Posted by Steve under Comic Books, Cartoons, Comic Strips , Films: Comedy/Musicals , Reviews[6] Comments
THAT’S MY BABY. Republic Pictures, 1944. Richard Arlen, Ellen Drew, Leonid Kinskey, Minor Watson, Richard Bailey. Director: William Berke.
The setting for this definitively minor comedy effort from 1944 is supposed to be that of a comic book publisher’s office, which is why I rescued the DVD it’s available on from the $3 bin at a local record store. In truth, however — and the truth always comes out — Moody Productions looks more like an animated cartoon production facility, a supposition heavily reinforced by, well, the animated cartoon they produce on the quick that ends the movie.
It turns out that the head of the firm (Minor Watson) is suffering from a bad case of the blues, and to cheer him up, his daughter (Ellen Drew) and her beau (Richar Arlen) bring into his home a whole host of vaudeville acts, with no success. Not until they discover what it was in his past that has not allowed him to even smile in some twenty years.
This is a small time capsule of the kinds of acts that made people in small town America laugh. I don’t believe too many of these acts were ever preserved on film in many other ways. Many of these are pure corn, others are mildly amusing, and one, Gene Rodgers, the astoundingly good piano player, makes you wonder why you never heard of him before.
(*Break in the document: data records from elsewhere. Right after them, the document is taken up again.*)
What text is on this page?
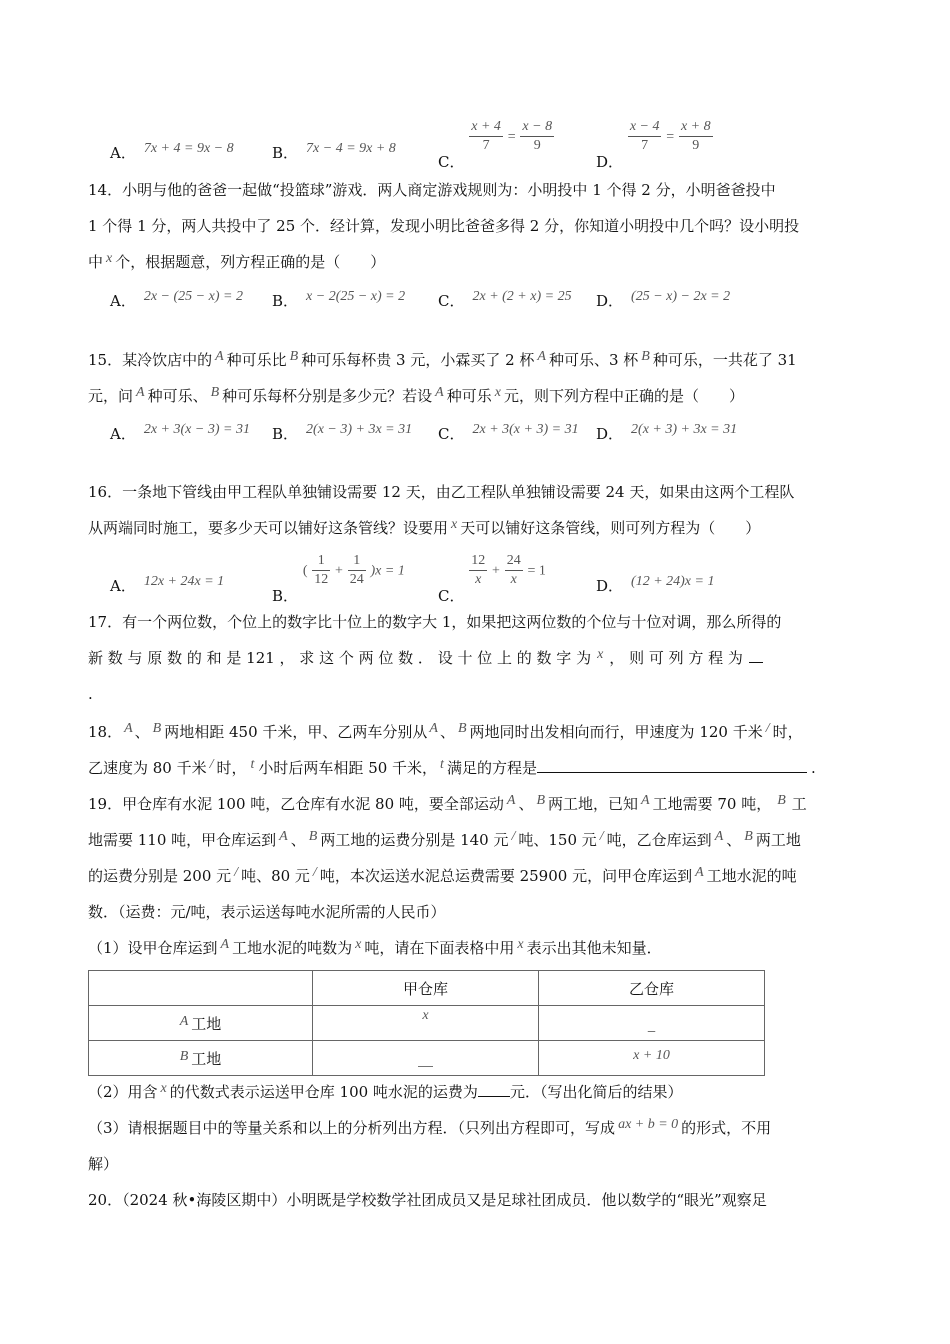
A． 7x + 4 = 9x − 8	B． 7x − 4 = 9x + 8
C．
$\frac{x + 4}{7} = \frac{x - 8}{9}$
D．
$\frac{x - 4}{7} = \frac{x + 8}{9}$
14．小明与他的爸爸一起做“投篮球”游戏．两人商定游戏规则为：小明投中 1 个得 2 分，小明爸爸投中
1 个得 1 分，两人共投中了 25 个．经计算，发现小明比爸爸多得 2 分，你知道小明投中几个吗？设小明投
中 x 个，根据题意，列方程正确的是（　　）
A． 2x − (25 − x) = 2 B． x − 2(25 − x) = 2 C． 2x + (2 + x) = 25 D． (25 − x) − 2x = 2
15．某冷饮店中的 A 种可乐比 B 种可乐每杯贵 3 元，小霖买了 2 杯 A 种可乐、3 杯 B 种可乐，一共花了 31
元，问 A 种可乐、 B 种可乐每杯分别是多少元？若设 A 种可乐 x 元，则下列方程中正确的是（　　）
A． 2x + 3(x − 3) = 31 B． 2(x − 3) + 3x = 31 C． 2x + 3(x + 3) = 31 D． 2(x + 3) + 3x = 31
16．一条地下管线由甲工程队单独铺设需要 12 天，由乙工程队单独铺设需要 24 天，如果由这两个工程队
从两端同时施工，要多少天可以铺好这条管线？设要用 x 天可以铺好这条管线，则可列方程为（　　）
A． 12x + 24x = 1
B． ( $\frac{1}{12} + \frac{1}{24} )x = 1$
C．
$\frac{12}{x} + \frac{24}{x} = 1$
D． (12 + 24)x = 1
17．有一个两位数，个位上的数字比十位上的数字大 1，如果把这两位数的个位与十位对调，那么所得的
新 数 与 原 数 的 和 是 121 ， 求 这 个 两 位 数 ． 设 十 位 上 的 数 字 为 x ， 则 可 列 方 程 为
.
18． A 、 B 两地相距 450 千米，甲、乙两车分别从 A 、 B 两地同时出发相向而行，甲速度为 120 千米 / 时，
乙速度为 80 千米 / 时， t 小时后两车相距 50 千米， t 满足的方程是	.
19．甲仓库有水泥 100 吨，乙仓库有水泥 80 吨，要全部运动 A 、 B 两工地，已知 A 工地需要 70 吨， B 工
地需要 110 吨，甲仓库运到 A 、 B 两工地的运费分别是 140 元 / 吨、150 元 / 吨，乙仓库运到 A 、 B 两工地
的运费分别是 200 元 / 吨、80 元 / 吨，本次运送水泥总运费需要 25900 元，问甲仓库运到 A 工地水泥的吨
数．（运费：元/吨，表示运送每吨水泥所需的人民币）
（1）设甲仓库运到 A 工地水泥的吨数为 x 吨，请在下面表格中用 x 表示出其他未知量．
	甲仓库	乙仓库
A 工地	x	_
B 工地	__	x + 10
（2）用含 x 的代数式表示运送甲仓库 100 吨水泥的运费为 元．（写出化简后的结果）
（3）请根据题目中的等量关系和以上的分析列出方程．（只列出方程即可，写成 ax + b = 0 的形式，不用
解）
20．（2024 秋•海陵区期中）小明既是学校数学社团成员又是足球社团成员．他以数学的“眼光”观察足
Freddie Fisher and His Schnikelfritz Orchestra
Lita Baron, as Isabelita
The Guadalajara Trio
Gene Rodgers (boogie-woogie piano player)
Peppy and Peanuts
Mitchell & Lytell (office worker comedy routine)
Alphonse Bergé
Doris Duane
Adia Kuznetzoff (Russian singer)
Chuy Reyes and His Orchestra
Al Mardo and His Dog
Dewey ‘Pigmeat’ Markham
Personally, if you were to ask me, it is a wonder that both Richard Arlen and Ellen Drew, both consigned to B-movie stardom at the time, ever had careers after making a movie such at this, with one of the weakest storylines of any comedy musical I’ve ever seen.
July 21st, 2017 at 11:08 pm
Ed Sullivan the Movie.
July 21st, 2017 at 11:27 pm
But without the Beatles.
July 22nd, 2017 at 12:42 am
William Berke is a minor director who is rarely studied.
My records show I (mildly) liked his “The Falcon’s Adventure”, part of the Falcon detective movies. And the “Steel Ribbon” episode of the Gene Autry TV series.
July 22nd, 2017 at 1:01 am
Freddie Fisher’s Schnickelfritz Orchestra was an ancestor band to Spike Jones’s City Slickers.
More than a few of Fisher’s players wound up with Jones, most notably trumpeter George Rock (Is he in this movie? You can spot him in a couple of other Schnickelfritz film appearances – e.g., Gold Diggers In Paris).
You also might remember Adia Kuznetzoff from Frankenstein Meets The Wolf Man – he’s the festival singer who sends Lon Chaney off the deep end when he sings about “living eternally!”
You can also wonder how Richard Arlen got his hair gunked up like that – and how he managed to keep it that way well into the 1960s.
(This is what happens when you get older – you lock onto the damnedest things …)
July 22nd, 2017 at 12:38 pm
Pigmeat Markham’s the one I’d fast forward to see!
July 22nd, 2017 at 12:56 pm
Mike and Steve
Almost nobody remembers any of the various acts today, except people who read this blog, but I’m sure all of them had at least some name recogniton at the time.
Thar the Schnickelfritz Orchestra left footprints that Spike Jones followed in is well established today, but that Pigmeat Markham was doing break dancing before there was break dancing, and before he became a comedian, was something I didn’t know until now.
One other act deserves a mention, I think. Doris Duane did was can only be called a reverse strip strip tease dance. She’s the one in the second photo down. The act starts with her in a bathing suit, then her partner (male) comes out with a single swath of fabric and begins to wrap it around her in such a way that when he’s done, Doris has a dress on that’s suitable for going out on the town.